PF: Who or what has influenced your work the most?
It’s a confluence of memories and experiences. Starting from childhood, visiting museums and galleries - I especially loved the V&A and would draw there when I was very small. Taking wax rubbings of tree bark and building fairy gardens as a kid also stand out in my mind. I try to keep that child present with me as I work. Reflecting now, I think my work is fuelled by that innate desire to connect with nature and beauty. Then as a teen discovering contemporary oil painting, particularly Amy Sillman, Sarah Pickstone and Peter Doig, and being so enamoured by the versatility of paint.



PF: Walk us through your creative process?

Before a painting can begin I have to prime the surface of the wood, and as I do this I'm considering the scale of the painting I'm about to make. This work is monotonous (gesso, sand, gesso sand and so on) which I feel awakens and allows the creative brain to start working. So I'm familiarising myself with the scale and starting to imagine a composition forming. When it comes to the painting, I usually close my eyes and an image will come, maybe a singular form and colour that I'm very sure of and I will then put this down, other times the whole composition forms in my head before I begin. There's an archive of mind's eye imagery that I draw from, stored in my brain from things I've seen. Principally nature and lately a lot of architectural forms, especially Art Nouveau lines. I sometimes lightly under-paint and sketch in the forms, and other times feel a lot more certain and paint immediately. 
 



PF: What do you want people to feel or take away from your art?

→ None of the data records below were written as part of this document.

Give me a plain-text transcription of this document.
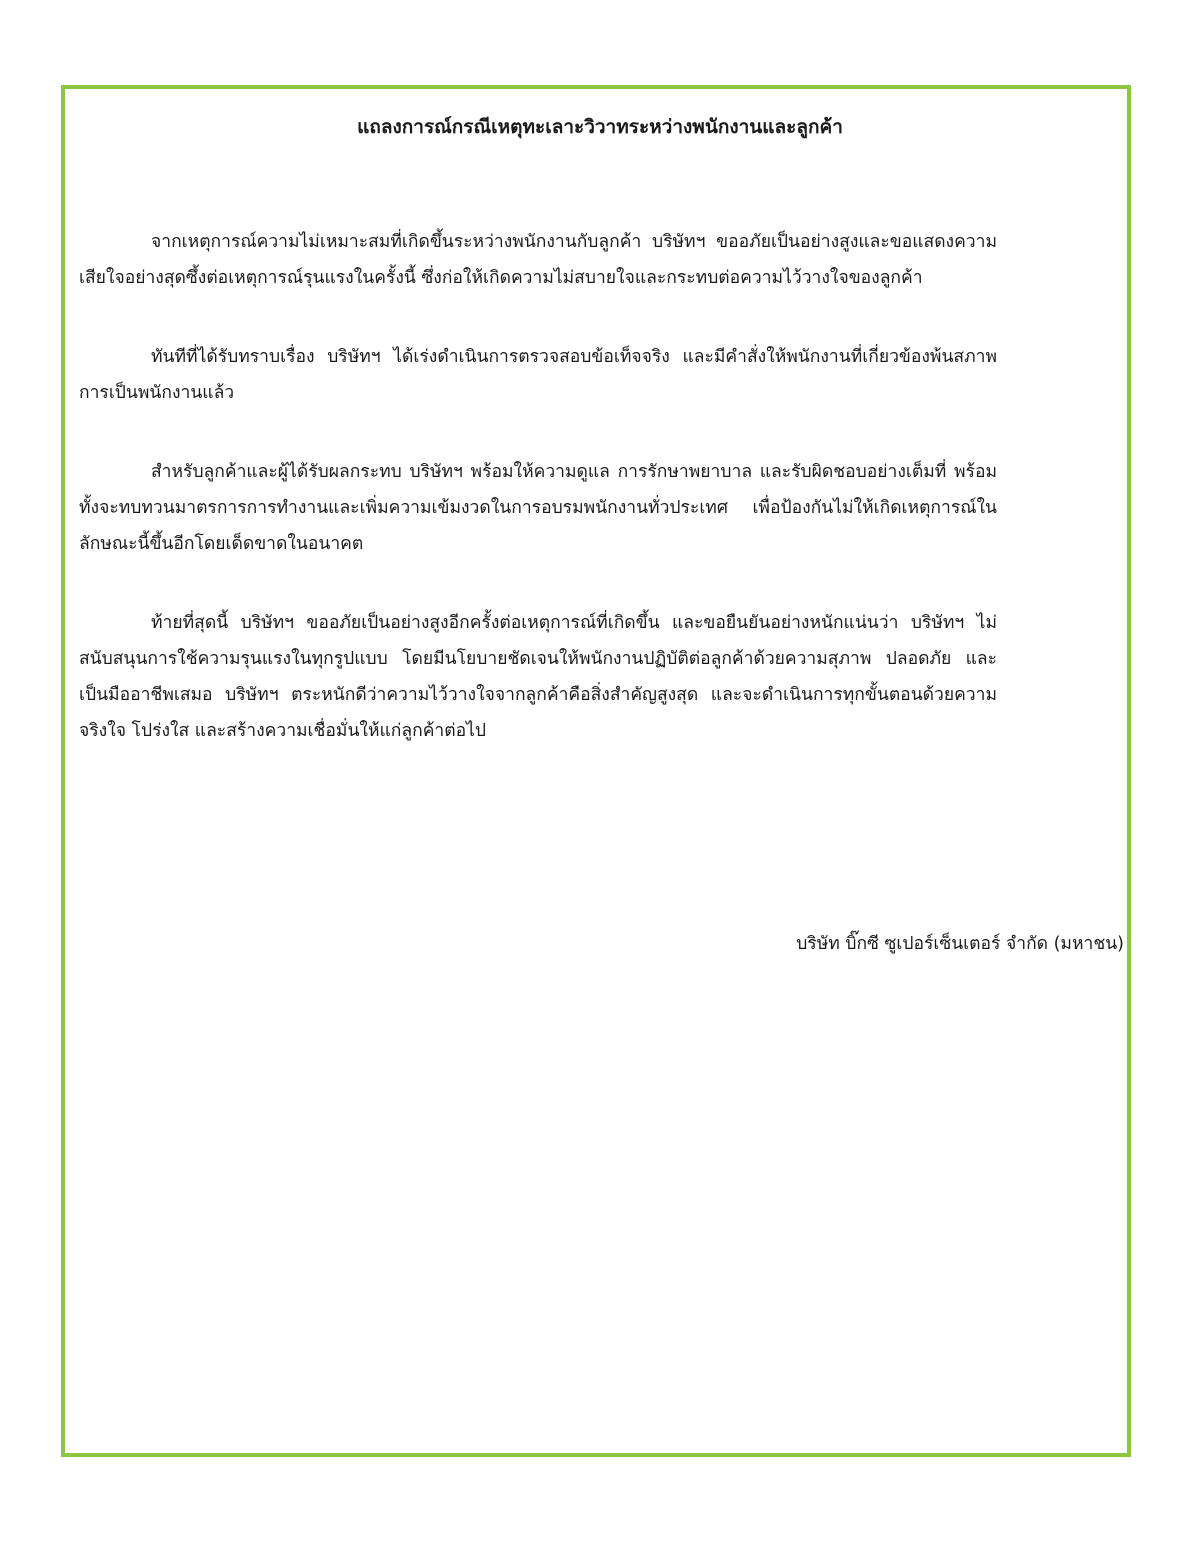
แถลงการณ์กรณีเหตุทะเลาะวิวาทระหว่างพนักงานและลูกค้า

จากเหตุการณ์ความไม่เหมาะสมที่เกิดขึ้นระหว่างพนักงานกับลูกค้า บริษัทฯ ขออภัยเป็นอย่างสูงและขอแสดงความเสียใจอย่างสุดซึ้งต่อเหตุการณ์รุนแรงในครั้งนี้ ซึ่งก่อให้เกิดความไม่สบายใจและกระทบต่อความไว้วางใจของลูกค้า

ทันทีที่ได้รับทราบเรื่อง บริษัทฯ ได้เร่งดำเนินการตรวจสอบข้อเท็จจริง และมีคำสั่งให้พนักงานที่เกี่ยวข้องพ้นสภาพการเป็นพนักงานแล้ว

สำหรับลูกค้าและผู้ได้รับผลกระทบ บริษัทฯ พร้อมให้ความดูแล การรักษาพยาบาล และรับผิดชอบอย่างเต็มที่ พร้อมทั้งจะทบทวนมาตรการการทำงานและเพิ่มความเข้มงวดในการอบรมพนักงานทั่วประเทศ เพื่อป้องกันไม่ให้เกิดเหตุการณ์ในลักษณะนี้ขึ้นอีกโดยเด็ดขาดในอนาคต

ท้ายที่สุดนี้ บริษัทฯ ขออภัยเป็นอย่างสูงอีกครั้งต่อเหตุการณ์ที่เกิดขึ้น และขอยืนยันอย่างหนักแน่นว่า บริษัทฯ ไม่สนับสนุนการใช้ความรุนแรงในทุกรูปแบบ โดยมีนโยบายชัดเจนให้พนักงานปฏิบัติต่อลูกค้าด้วยความสุภาพ ปลอดภัย และเป็นมืออาชีพเสมอ บริษัทฯ ตระหนักดีว่าความไว้วางใจจากลูกค้าคือสิ่งสำคัญสูงสุด และจะดำเนินการทุกขั้นตอนด้วยความจริงใจ โปร่งใส และสร้างความเชื่อมั่นให้แก่ลูกค้าต่อไป

บริษัท บิ๊กซี ซูเปอร์เซ็นเตอร์ จำกัด (มหาชน)
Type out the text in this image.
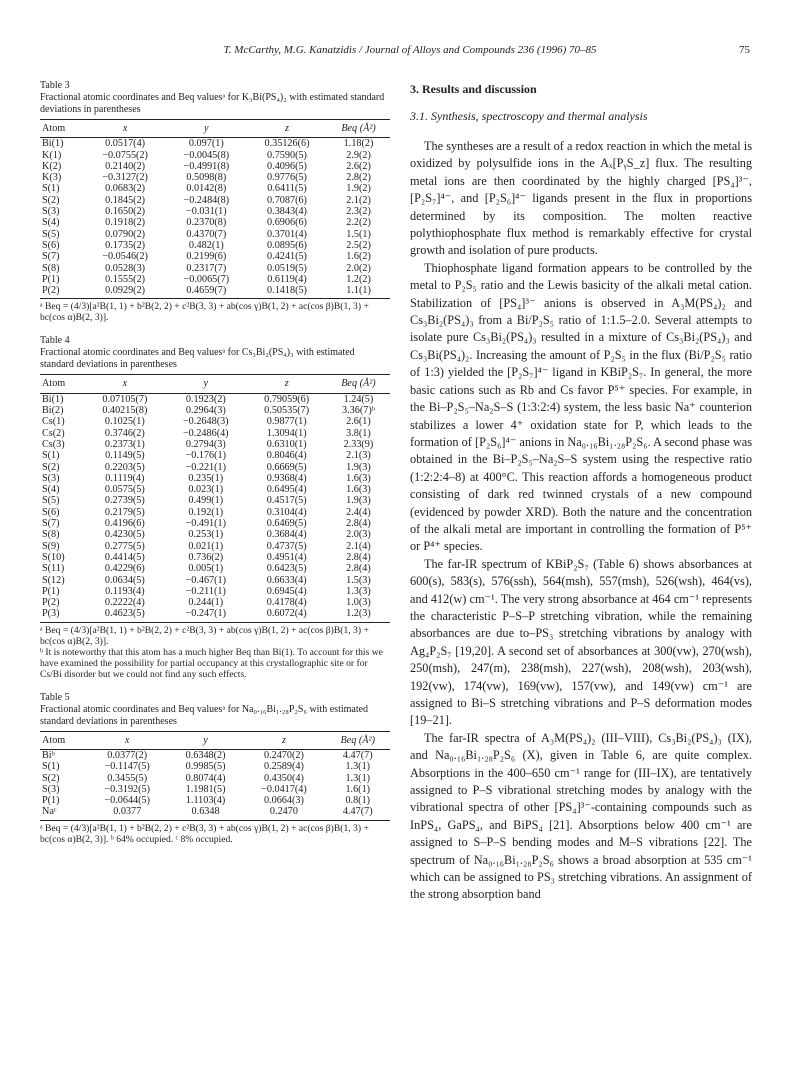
T. McCarthy, M.G. Kanatzidis / Journal of Alloys and Compounds 236 (1996) 70–85	75
Table 3
Fractional atomic coordinates and Beq valuesᵃ for K₃Bi(PS₄)₂ with estimated standard deviations in parentheses
Atom	x	y	z	Beq (Å²)
Bi(1)	0.0517(4)	0.097(1)	0.35126(6)	1.18(2)
K(1)	−0.0755(2)	−0.0045(8)	0.7590(5)	2.9(2)
K(2)	0.2140(2)	−0.4991(8)	0.4096(5)	2.6(2)
K(3)	−0.3127(2)	0.5098(8)	0.9776(5)	2.8(2)
S(1)	0.0683(2)	0.0142(8)	0.6411(5)	1.9(2)
S(2)	0.1845(2)	−0.2484(8)	0.7087(6)	2.1(2)
S(3)	0.1650(2)	−0.031(1)	0.3843(4)	2.3(2)
S(4)	0.1918(2)	0.2370(8)	0.6906(6)	2.2(2)
S(5)	0.0790(2)	0.4370(7)	0.3701(4)	1.5(1)
S(6)	0.1735(2)	0.482(1)	0.0895(6)	2.5(2)
S(7)	−0.0546(2)	0.2199(6)	0.4241(5)	1.6(2)
S(8)	0.0528(3)	0.2317(7)	0.0519(5)	2.0(2)
P(1)	0.1555(2)	−0.0065(7)	0.6119(4)	1.2(2)
P(2)	0.0929(2)	0.4659(7)	0.1418(5)	1.1(1)

ᵃ Beq = (4/3)[a²B(1, 1) + b²B(2, 2) + c²B(3, 3) + ab(cos γ)B(1, 2) + ac(cos β)B(1, 3) + bc(cos α)B(2, 3)].

Table 4
Fractional atomic coordinates and Beq valuesᵃ for Cs₃Bi₂(PS₄)₃ with estimated standard deviations in parentheses
Atom	x	y	z	Beq (Å²)
Bi(1)	0.07105(7)	0.1923(2)	0.79059(6)	1.24(5)
Bi(2)	0.40215(8)	0.2964(3)	0.50535(7)	3.36(7)ᵇ
Cs(1)	0.1025(1)	−0.2648(3)	0.9877(1)	2.6(1)
Cs(2)	0.3746(2)	−0.2486(4)	1.3094(1)	3.8(1)
Cs(3)	0.2373(1)	0.2794(3)	0.6310(1)	2.33(9)
S(1)	0.1149(5)	−0.176(1)	0.8046(4)	2.1(3)
S(2)	0.2203(5)	−0.221(1)	0.6669(5)	1.9(3)
S(3)	0.1119(4)	0.235(1)	0.9368(4)	1.6(3)
S(4)	0.0575(5)	0.023(1)	0.6495(4)	1.6(3)
S(5)	0.2739(5)	0.499(1)	0.4517(5)	1.9(3)
S(6)	0.2179(5)	0.192(1)	0.3104(4)	2.4(4)
S(7)	0.4196(6)	−0.491(1)	0.6469(5)	2.8(4)
S(8)	0.4230(5)	0.253(1)	0.3684(4)	2.0(3)
S(9)	0.2775(5)	0.021(1)	0.4737(5)	2.1(4)
S(10)	0.4414(5)	0.736(2)	0.4951(4)	2.8(4)
S(11)	0.4229(6)	0.005(1)	0.6423(5)	2.8(4)
S(12)	0.0634(5)	−0.467(1)	0.6633(4)	1.5(3)
P(1)	0.1193(4)	−0.211(1)	0.6945(4)	1.3(3)
P(2)	0.2222(4)	0.244(1)	0.4178(4)	1.0(3)
P(3)	0.4623(5)	−0.247(1)	0.6072(4)	1.2(3)

ᵃ Beq = (4/3)[a²B(1, 1) + b²B(2, 2) + c²B(3, 3) + ab(cos γ)B(1, 2) + ac(cos β)B(1, 3) + bc(cos α)B(2, 3)].

ᵇ It is noteworthy that this atom has a much higher Beq than Bi(1). To account for this we have examined the possibility for partial occupancy at this crystallographic site or for Cs/Bi disorder but we could not find any such effects.

Table 5
Fractional atomic coordinates and Beq valuesᵃ for Na₀.₁₆Bi₁.₂₈P₂S₆ with estimated standard deviations in parentheses
Atom	x	y	z	Beq (Å²)
Biᵇ	0.0377(2)	0.6348(2)	0.2470(2)	4.47(7)
S(1)	−0.1147(5)	0.9985(5)	0.2589(4)	1.3(1)
S(2)	0.3455(5)	0.8074(4)	0.4350(4)	1.3(1)
S(3)	−0.3192(5)	1.1981(5)	−0.0417(4)	1.6(1)
P(1)	−0.0644(5)	1.1103(4)	0.0664(3)	0.8(1)
Naᶜ	0.0377	0.6348	0.2470	4.47(7)

ᵃ Beq = (4/3)[a²B(1, 1) + b²B(2, 2) + c²B(3, 3) + ab(cos γ)B(1, 2) + ac(cos β)B(1, 3) + bc(cos α)B(2, 3)]. ᵇ 64% occupied. ᶜ 8% occupied.

3. Results and discussion
3.1. Synthesis, spectroscopy and thermal analysis

The syntheses are a result of a redox reaction in which the metal is oxidized by polysulfide ions in the Aₓ[PᵧS_z] flux. The resulting metal ions are then coordinated by the highly charged [PS₄]³⁻, [P₂S₇]⁴⁻, and [P₂S₆]⁴⁻ ligands present in the flux in proportions determined by its composition. The molten reactive polythiophosphate flux method is remarkably effective for crystal growth and isolation of pure products.

Thiophosphate ligand formation appears to be controlled by the metal to P₂S₅ ratio and the Lewis basicity of the alkali metal cation. Stabilization of [PS₄]³⁻ anions is observed in A₃M(PS₄)₂ and Cs₃Bi₂(PS₄)₃ from a Bi/P₂S₅ ratio of 1:1.5–2.0. Several attempts to isolate pure Cs₃Bi₂(PS₄)₃ resulted in a mixture of Cs₃Bi₂(PS₄)₃ and Cs₃Bi(PS₄)₂. Increasing the amount of P₂S₅ in the flux (Bi/P₂S₅ ratio of 1:3) yielded the [P₂S₇]⁴⁻ ligand in KBiP₂S₇. In general, the more basic cations such as Rb and Cs favor P⁵⁺ species. For example, in the Bi–P₂S₅–Na₂S–S (1:3:2:4) system, the less basic Na⁺ counterion stabilizes a lower 4⁺ oxidation state for P, which leads to the formation of [P₂S₆]⁴⁻ anions in Na₀.₁₆Bi₁.₂₈P₂S₆. A second phase was obtained in the Bi–P₂S₅–Na₂S–S system using the respective ratio (1:2:2:4–8) at 400°C. This reaction affords a homogeneous product consisting of dark red twinned crystals of a new compound (evidenced by powder XRD). Both the nature and the concentration of the alkali metal are important in controlling the formation of P⁵⁺ or P⁴⁺ species.

The far-IR spectrum of KBiP₂S₇ (Table 6) shows absorbances at 600(s), 583(s), 576(ssh), 564(msh), 557(msh), 526(wsh), 464(vs), and 412(w) cm⁻¹. The very strong absorbance at 464 cm⁻¹ represents the characteristic P–S–P stretching vibration, while the remaining absorbances are due to–PS₃ stretching vibrations by analogy with Ag₄P₂S₇ [19,20]. A second set of absorbances at 300(vw), 270(wsh), 250(msh), 247(m), 238(msh), 227(wsh), 208(wsh), 203(wsh), 192(vw), 174(vw), 169(vw), 157(vw), and 149(vw) cm⁻¹ are assigned to Bi–S stretching vibrations and P–S deformation modes [19–21].

The far-IR spectra of A₃M(PS₄)₂ (III–VIII), Cs₃Bi₂(PS₄)₃ (IX), and Na₀.₁₆Bi₁.₂₈P₂S₆ (X), given in Table 6, are quite complex. Absorptions in the 400–650 cm⁻¹ range for (III–IX), are tentatively assigned to P–S vibrational stretching modes by analogy with the vibrational spectra of other [PS₄]³⁻-containing compounds such as InPS₄, GaPS₄, and BiPS₄ [21]. Absorptions below 400 cm⁻¹ are assigned to S–P–S bending modes and M–S vibrations [22]. The spectrum of Na₀.₁₆Bi₁.₂₈P₂S₆ shows a broad absorption at 535 cm⁻¹ which can be assigned to PS₃ stretching vibrations. An assignment of the strong absorption band
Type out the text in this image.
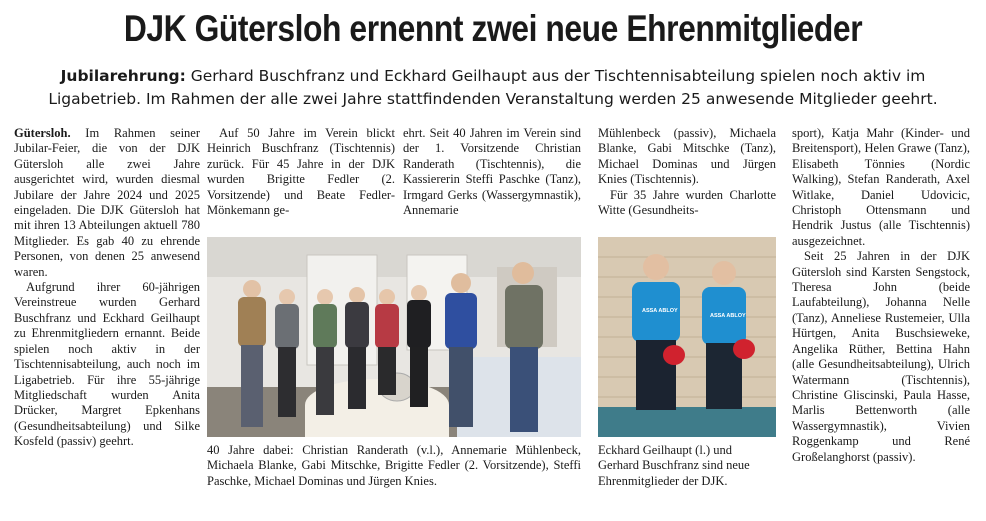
DJK Gütersloh ernennt zwei neue Ehrenmitglieder
Jubilarehrung: Gerhard Buschfranz und Eckhard Geilhaupt aus der Tischtennisabteilung spielen noch aktiv im Ligabetrieb. Im Rahmen der alle zwei Jahre stattfindenden Veranstaltung werden 25 anwesende Mitglieder geehrt.

Gütersloh. Im Rahmen seiner Jubilar-Feier, die von der DJK Gütersloh alle zwei Jahre ausgerichtet wird, wurden diesmal Jubilare der Jahre 2024 und 2025 eingeladen. Die DJK Gütersloh hat mit ihren 13 Abteilungen aktuell 780 Mitglieder. Es gab 40 zu ehrende Personen, von denen 25 anwesend waren.

Aufgrund ihrer 60-jährigen Vereinstreue wurden Gerhard Buschfranz und Eckhard Geilhaupt zu Ehrenmitgliedern ernannt. Beide spielen noch aktiv in der Tischtennisabteilung, auch noch im Ligabetrieb. Für ihre 55-jährige Mitgliedschaft wurden Anita Drücker, Margret Epkenhans (Gesundheitsabteilung) und Silke Kosfeld (passiv) geehrt.

Auf 50 Jahre im Verein blickt Heinrich Buschfranz (Tischtennis) zurück. Für 45 Jahre in der DJK wurden Brigitte Fedler (2. Vorsitzende) und Beate Fedler-Mönkemann ge-

ehrt. Seit 40 Jahren im Verein sind der 1. Vorsitzende Christian Randerath (Tischtennis), die Kassiererin Steffi Paschke (Tanz), Irmgard Gerks (Wassergymnastik), Annemarie

Mühlenbeck (passiv), Michaela Blanke, Gabi Mitschke (Tanz), Michael Dominas und Jürgen Knies (Tischtennis).

Für 35 Jahre wurden Charlotte Witte (Gesundheits-

sport), Katja Mahr (Kinder- und Breitensport), Helen Grawe (Tanz), Elisabeth Tönnies (Nordic Walking), Stefan Randerath, Axel Witlake, Daniel Udovicic, Christoph Ottensmann und Hendrik Justus (alle Tischtennis) ausgezeichnet.

Seit 25 Jahren in der DJK Gütersloh sind Karsten Sengstock, Theresa John (beide Laufabteilung), Johanna Nelle (Tanz), Anneliese Rustemeier, Ulla Hürtgen, Anita Buschsieweke, Angelika Rüther, Bettina Hahn (alle Gesundheitsabteilung), Ulrich Watermann (Tischtennis), Christine Gliscinski, Paula Hasse, Marlis Bettenworth (alle Wassergymnastik), Vivien Roggenkamp und René Großelanghorst (passiv).

ASSA ABLOY
ASSA ABLOY
40 Jahre dabei: Christian Randerath (v.l.), Annemarie Mühlenbeck, Michaela Blanke, Gabi Mitschke, Brigitte Fedler (2. Vorsitzende), Steffi Paschke, Michael Dominas und Jürgen Knies.
Eckhard Geilhaupt (l.) und Gerhard Buschfranz sind neue Ehrenmitglieder der DJK.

My work began from a place of feeling lost, and through the creative process and discipline I gained aliveness and confidence. So for me, the paintings are synonymous with joy, regeneration and the female spirit. I attach emotional intimacy to the delicate layered brushstrokes, kinetic aliveness in the forms and confidence in the strong lines intersecting the compositions. It's wonderful if the viewer can leave with a sense of this. But above all enjoyment. If it awakens a personal memory for them, I also really love that too.
 



PF: How important is the viewer’s interpretation versus your intention?

I think once it leaves the studio it no longer belongs to me entirely anymore. It begins a new life in the world, taking on fresh meanings and contexts. And I feel it’s important to relinquish sole ownership and let it register differently with each viewer. Their interpretations are absent in the solitude of the studio, but when I get to have a conversation about a piece in the outside world, it's always very meaningful.
 



PF: If you could have dinner with any artist who would it be?

Probably Hilma af Klint because we could talk about Mysticism, thought forms, nature and colour. Her works were all shown posthumously, so it would also be cool to hear how she feels about them now they're out in the world and being exhibited inernationally.